Snake arenavirus genetic diversity

Arenaviruses represent the largest family of human hemorrhagic fever viruses and are known to infect both mammals and snakes. Arenaviruses package a large (L) and small (S) genome segment in their virions. For segmented RNA viruses like these, novel genotypes can be generated through mutation, recombination, and reassortment. Although it is believed that an ancient recombination event led to the emergence of a new lineage of mammalian arenaviruses, neither recombination nor reassortment has been definitively documented in natural arenavirus infections. Here, we used metagenomic sequencing to survey the viral diversity present in captive arenavirus-infected snakes. From 48 infected animals, we determined the complete or near complete sequence of 210 genome segments that grouped into 23 L and 11 S genotypes. The majority of snakes were multiply infected, with up to 4 distinct S and 11 distinct L segment genotypes in individual animals. This S/L imbalance was typical: in all cases intrahost L segment genotypes outnumbered S genotypes, and a particular S segment genotype dominated in individual animals and at a population level. We corroborated sequencing results by qRT-PCR and virus isolation, and isolates replicated as ensembles in culture. Numerous instances of recombination and reassortment were detected, including recombinant segments with unusual organizations featuring 2 intergenic regions and superfluous content, which were capable of stable replication and transmission despite their atypical structures. Overall, this represents intrahost diversity of an extent and form that goes well beyond what has been observed for arenaviruses or for viruses in general. This diversity can be plausibly attributed to the captive intermingling of sub-clinically infected wild-caught snakes. Thus, beyond providing a unique opportunity to study arenavirus evolution and adaptation, these findings allow the investigation of unintended anthropogenic impacts on viral ecology, diversity, and disease potential.

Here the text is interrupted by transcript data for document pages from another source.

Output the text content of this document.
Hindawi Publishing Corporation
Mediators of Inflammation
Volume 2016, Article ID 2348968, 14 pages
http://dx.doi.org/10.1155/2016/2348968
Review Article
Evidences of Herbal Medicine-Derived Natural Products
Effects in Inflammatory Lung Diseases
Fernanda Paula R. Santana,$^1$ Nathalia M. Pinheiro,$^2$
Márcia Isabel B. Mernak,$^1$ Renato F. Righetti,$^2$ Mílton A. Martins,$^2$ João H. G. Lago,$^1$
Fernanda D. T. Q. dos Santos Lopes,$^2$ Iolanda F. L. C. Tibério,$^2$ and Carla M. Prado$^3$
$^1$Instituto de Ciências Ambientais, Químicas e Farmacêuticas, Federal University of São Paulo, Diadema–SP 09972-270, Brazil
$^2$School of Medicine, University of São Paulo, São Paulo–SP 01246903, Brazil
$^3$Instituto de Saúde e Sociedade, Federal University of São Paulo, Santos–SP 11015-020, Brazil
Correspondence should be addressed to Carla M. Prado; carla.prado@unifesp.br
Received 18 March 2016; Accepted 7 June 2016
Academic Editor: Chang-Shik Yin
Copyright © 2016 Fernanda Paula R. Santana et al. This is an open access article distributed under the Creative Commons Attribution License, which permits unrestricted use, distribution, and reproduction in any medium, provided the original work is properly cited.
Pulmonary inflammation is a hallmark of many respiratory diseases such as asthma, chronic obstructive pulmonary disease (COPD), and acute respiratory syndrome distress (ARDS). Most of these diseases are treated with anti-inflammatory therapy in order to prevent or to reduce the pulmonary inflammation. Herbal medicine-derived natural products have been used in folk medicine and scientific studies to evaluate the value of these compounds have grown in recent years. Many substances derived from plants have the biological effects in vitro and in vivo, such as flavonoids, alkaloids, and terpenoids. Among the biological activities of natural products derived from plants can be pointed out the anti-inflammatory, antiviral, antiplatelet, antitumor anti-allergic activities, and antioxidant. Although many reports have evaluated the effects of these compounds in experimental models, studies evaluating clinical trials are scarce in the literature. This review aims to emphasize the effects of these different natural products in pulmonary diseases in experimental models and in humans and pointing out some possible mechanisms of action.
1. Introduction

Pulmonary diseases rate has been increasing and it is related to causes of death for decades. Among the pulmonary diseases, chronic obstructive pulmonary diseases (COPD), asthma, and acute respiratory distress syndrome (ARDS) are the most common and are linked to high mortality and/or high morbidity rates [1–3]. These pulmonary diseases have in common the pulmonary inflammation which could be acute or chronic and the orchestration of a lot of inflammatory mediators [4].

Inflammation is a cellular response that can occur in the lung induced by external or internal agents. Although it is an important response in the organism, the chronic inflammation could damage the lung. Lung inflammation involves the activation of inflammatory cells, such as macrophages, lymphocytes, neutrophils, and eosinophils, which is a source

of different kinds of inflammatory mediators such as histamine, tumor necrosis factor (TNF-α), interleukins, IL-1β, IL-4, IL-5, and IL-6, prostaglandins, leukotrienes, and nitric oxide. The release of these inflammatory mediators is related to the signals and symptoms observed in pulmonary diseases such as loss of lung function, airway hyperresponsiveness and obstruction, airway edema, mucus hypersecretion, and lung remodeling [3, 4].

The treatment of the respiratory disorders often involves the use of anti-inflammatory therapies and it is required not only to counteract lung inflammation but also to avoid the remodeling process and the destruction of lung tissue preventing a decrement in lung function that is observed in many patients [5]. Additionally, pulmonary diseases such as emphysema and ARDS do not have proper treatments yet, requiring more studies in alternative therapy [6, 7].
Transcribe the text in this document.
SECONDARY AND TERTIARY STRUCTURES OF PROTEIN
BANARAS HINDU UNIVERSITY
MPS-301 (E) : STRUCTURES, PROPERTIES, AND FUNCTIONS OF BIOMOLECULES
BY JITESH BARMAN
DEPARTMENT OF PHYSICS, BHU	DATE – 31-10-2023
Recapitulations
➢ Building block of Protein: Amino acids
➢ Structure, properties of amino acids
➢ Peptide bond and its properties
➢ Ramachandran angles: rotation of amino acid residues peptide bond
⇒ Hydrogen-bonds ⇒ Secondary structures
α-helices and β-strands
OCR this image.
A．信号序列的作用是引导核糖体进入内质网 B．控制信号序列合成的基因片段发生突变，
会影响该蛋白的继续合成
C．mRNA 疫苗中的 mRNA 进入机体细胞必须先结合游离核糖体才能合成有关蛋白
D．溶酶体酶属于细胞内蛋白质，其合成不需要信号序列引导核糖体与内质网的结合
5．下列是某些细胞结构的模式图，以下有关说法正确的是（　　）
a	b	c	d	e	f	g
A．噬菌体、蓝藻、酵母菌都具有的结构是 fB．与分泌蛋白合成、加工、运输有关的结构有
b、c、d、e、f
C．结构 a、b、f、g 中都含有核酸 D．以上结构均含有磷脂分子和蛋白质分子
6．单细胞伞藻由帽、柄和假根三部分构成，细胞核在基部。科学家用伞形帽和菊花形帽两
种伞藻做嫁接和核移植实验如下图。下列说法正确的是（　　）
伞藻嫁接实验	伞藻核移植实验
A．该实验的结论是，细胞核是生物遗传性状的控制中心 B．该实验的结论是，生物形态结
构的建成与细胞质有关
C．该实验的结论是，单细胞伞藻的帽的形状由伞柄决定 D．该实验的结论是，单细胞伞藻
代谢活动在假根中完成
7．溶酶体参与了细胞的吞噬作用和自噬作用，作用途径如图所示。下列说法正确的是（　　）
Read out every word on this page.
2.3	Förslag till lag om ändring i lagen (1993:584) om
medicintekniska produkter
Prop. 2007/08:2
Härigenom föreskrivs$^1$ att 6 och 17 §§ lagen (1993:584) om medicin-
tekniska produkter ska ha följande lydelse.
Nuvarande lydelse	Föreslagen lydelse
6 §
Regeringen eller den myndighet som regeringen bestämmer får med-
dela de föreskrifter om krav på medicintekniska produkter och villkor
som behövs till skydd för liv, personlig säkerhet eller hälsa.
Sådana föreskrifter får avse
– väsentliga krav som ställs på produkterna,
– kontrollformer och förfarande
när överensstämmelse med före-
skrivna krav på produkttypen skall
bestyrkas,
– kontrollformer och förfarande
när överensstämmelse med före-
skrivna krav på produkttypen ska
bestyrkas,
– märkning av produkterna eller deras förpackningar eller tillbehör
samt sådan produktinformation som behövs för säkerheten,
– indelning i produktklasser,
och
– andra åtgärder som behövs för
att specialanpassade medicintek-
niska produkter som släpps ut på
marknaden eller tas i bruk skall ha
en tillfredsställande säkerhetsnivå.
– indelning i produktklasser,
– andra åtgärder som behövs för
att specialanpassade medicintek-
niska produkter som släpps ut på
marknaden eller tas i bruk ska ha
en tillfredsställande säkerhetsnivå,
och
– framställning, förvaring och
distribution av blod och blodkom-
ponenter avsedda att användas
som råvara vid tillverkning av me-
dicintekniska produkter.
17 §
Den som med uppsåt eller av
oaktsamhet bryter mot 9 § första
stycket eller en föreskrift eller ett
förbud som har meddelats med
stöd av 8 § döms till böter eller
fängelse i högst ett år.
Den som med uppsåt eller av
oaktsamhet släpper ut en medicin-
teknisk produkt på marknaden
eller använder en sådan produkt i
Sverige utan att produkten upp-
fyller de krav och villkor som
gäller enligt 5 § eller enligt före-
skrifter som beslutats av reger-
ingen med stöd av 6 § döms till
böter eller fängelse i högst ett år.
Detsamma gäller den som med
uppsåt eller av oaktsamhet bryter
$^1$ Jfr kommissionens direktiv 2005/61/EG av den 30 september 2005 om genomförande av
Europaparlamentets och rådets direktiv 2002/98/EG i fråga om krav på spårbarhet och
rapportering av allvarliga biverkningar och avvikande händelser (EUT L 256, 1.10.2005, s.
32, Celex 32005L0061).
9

沙粒病毒（Arenaviruses）是人类出血热病毒的最大一科，已知可侵染哺乳动物与蛇类。沙粒病毒的病毒粒子中包装有大片段（L）与小片段（S）基因组节段。对于这类分节段RNA病毒，新基因型可通过突变、重组与重配产生。尽管学界认为，一次远古重组事件推动了哺乳动物沙粒病毒新谱系的出现，但目前尚无确凿证据表明自然状态下的沙粒病毒感染中存在重组或重配事件。本研究通过宏基因组测序（metagenomic sequencing）对圈养沙粒病毒感染蛇类的病毒多样性进行了调查。从48只感染蛇类中，我们获得了210个完整或近完整的基因组节段序列，这些节段可归类为23种L型与11种S型基因型。多数受试蛇类存在多重感染，单只个体可携带多达4种不同的S型节段基因型与11种不同的L型节段基因型。这种S/L型节段的失衡现象具有普遍性：所有宿主个体的L型节段基因型数量均多于S型，且某一特定S型节段基因型在单只宿主与种群水平上均占据主导地位。我们通过实时荧光定量逆转录聚合酶链反应（qRT-PCR）与病毒分离实验验证了测序结果，且分离得到的病毒毒株在培养体系中以群落形式增殖。本研究检测到大量重组与重配事件，包括结构异常的重组节段——这类节段拥有2个基因间区与冗余序列，尽管结构非典型，但仍可稳定复制与传播。总体而言，本研究揭示的宿主内病毒多样性在范围与形式上均远超此前对沙粒病毒乃至所有病毒的观测结果。这种多样性可合理归因于亚临床感染的野生捕获蛇类在圈养环境中的混养。因此，这些发现不仅为研究沙粒病毒的进化与适应提供了独特契机，还为探究人类活动对病毒生态学、多样性与致病潜力的意外影响开辟了研究路径。